Elisa Pilarski, une jeune femme enceinte de six mois, a tragiquement perdu la vie suite à une attaque de chien lors d'une promenade en forêt en novembre 2019. Son compagnon, Christophe Ellul, est actuellement jugé pour homicide involontaire suite à cet incident. Le procès a débuté ce 3 mars 2026 à Soissons.
Les faits marquants :
Le procès de Christophe Ellul, 51 ans, s’ouvre aujourd’hui. Il est accusé d'homicide involontaire après la mort de sa compagne, mordue par son pitbull nommé Curtis.
Ce jour tragique, Elisa Pilarski se promenait seule en forêt. Même si des doutes subsistent sur la responsabilité de Curtis, Ellul a nié toute implication antérieure de l'animal, pointant du doigt une possible rencontre avec d'autres chiens de chasse.
Les résultats de l’enquête réfutent les hypothèses de chiens de chasse. Des analyses ADN établissent le lien direct entre la victime et Curtis, tandis que le propriétaire est suspecté d’importer illégalement le chien des Pays-Bas.
Selon un article de Midilibre, Christophe Ellul a ouvert sa défense en clamant que Curtis n'avait jamais causé de problèmes auparavant. Il a donc mis en cause le manque de preuves matérielles.
Le jour de l'incident, alors qu'il était au travail, il avait laissé sa partenaire seule avec Curtis, attentif aux préférences de cette dernière, qui considérait le chien comme un "bébé d'amour". Mais la tragédie a laissé des séquelles irréparables.
"Si Curtis est coupable, piquez-le ou c’est moi qui vais le faire"

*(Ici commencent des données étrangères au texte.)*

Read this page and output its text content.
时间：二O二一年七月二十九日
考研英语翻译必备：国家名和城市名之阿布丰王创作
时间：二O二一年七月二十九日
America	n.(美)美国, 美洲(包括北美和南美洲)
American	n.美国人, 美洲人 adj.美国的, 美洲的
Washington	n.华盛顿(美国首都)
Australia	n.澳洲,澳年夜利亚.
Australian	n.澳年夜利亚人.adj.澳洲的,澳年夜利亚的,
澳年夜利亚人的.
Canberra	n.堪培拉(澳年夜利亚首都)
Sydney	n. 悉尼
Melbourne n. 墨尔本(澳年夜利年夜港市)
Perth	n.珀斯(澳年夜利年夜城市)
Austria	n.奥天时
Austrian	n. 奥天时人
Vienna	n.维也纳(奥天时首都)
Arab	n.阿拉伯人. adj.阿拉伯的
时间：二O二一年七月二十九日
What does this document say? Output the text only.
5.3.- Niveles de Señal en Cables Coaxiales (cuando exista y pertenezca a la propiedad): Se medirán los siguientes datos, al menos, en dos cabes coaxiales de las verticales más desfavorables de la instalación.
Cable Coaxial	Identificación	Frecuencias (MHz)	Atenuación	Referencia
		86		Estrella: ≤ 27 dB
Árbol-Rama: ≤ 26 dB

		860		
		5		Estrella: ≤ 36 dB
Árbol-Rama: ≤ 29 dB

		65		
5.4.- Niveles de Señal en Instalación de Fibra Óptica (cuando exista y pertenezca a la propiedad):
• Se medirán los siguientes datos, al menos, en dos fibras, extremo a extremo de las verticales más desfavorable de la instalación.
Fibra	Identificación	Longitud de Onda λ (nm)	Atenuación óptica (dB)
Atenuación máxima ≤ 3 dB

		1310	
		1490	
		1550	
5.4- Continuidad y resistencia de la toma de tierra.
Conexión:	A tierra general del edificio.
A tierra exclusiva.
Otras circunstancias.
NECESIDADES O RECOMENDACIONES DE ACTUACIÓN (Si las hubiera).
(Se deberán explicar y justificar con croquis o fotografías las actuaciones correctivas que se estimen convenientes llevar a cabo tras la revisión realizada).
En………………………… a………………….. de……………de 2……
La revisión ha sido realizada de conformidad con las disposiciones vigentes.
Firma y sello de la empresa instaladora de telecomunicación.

Dans un moment poignant au tribunal, Ellul a déclaré : "Si Curtis est coupable, piquez-le ou c’est moi qui vais le faire, mais mettez sur la table les preuves”. Clairement accablé par la perte de sa femme et de leur futur enfant, il ressasse les incohérences relevées pendant l'instruction.
Un amour pour les animaux
La mère d'Elisa a décrit sa fille comme une véritable amoureuse des animaux, incapable d'entrevoir le risque que représentait un chien aussi puissant. Pourtant, elle a également révélé que sa fille n’avait pas vu Curtis depuis plusieurs mois, soulevant des questions sur leur relation.
Pratiques d'éducation interdites
Des éléments de l’enquête mettent en lumière que Christophe Ellul avait potentiellement dressé Curtis selon des méthodes interdites, exposant ainsi le chien à des comportements dangereux. "Une éducation mal appliquée peut mener à des réactions imprévisibles", explique un expert en comportement animal, qui souligne que le manque de précautions lors de la promenade d’Elisa a été fatal.
Les résultats ADN renforcent l’idée que Curtis est le seul responsable. Des morsures ciblées sur la tête et le cou correspondent à sa morphologie. De plus, l’ADN d’Elisa a été trouvé sur le chien, creusant encore plus le fossé entre Ellul et la réalité des faits. Ce procès, qui devrait durer jusqu'à jeudi, est riche en émotions et en rebondissements.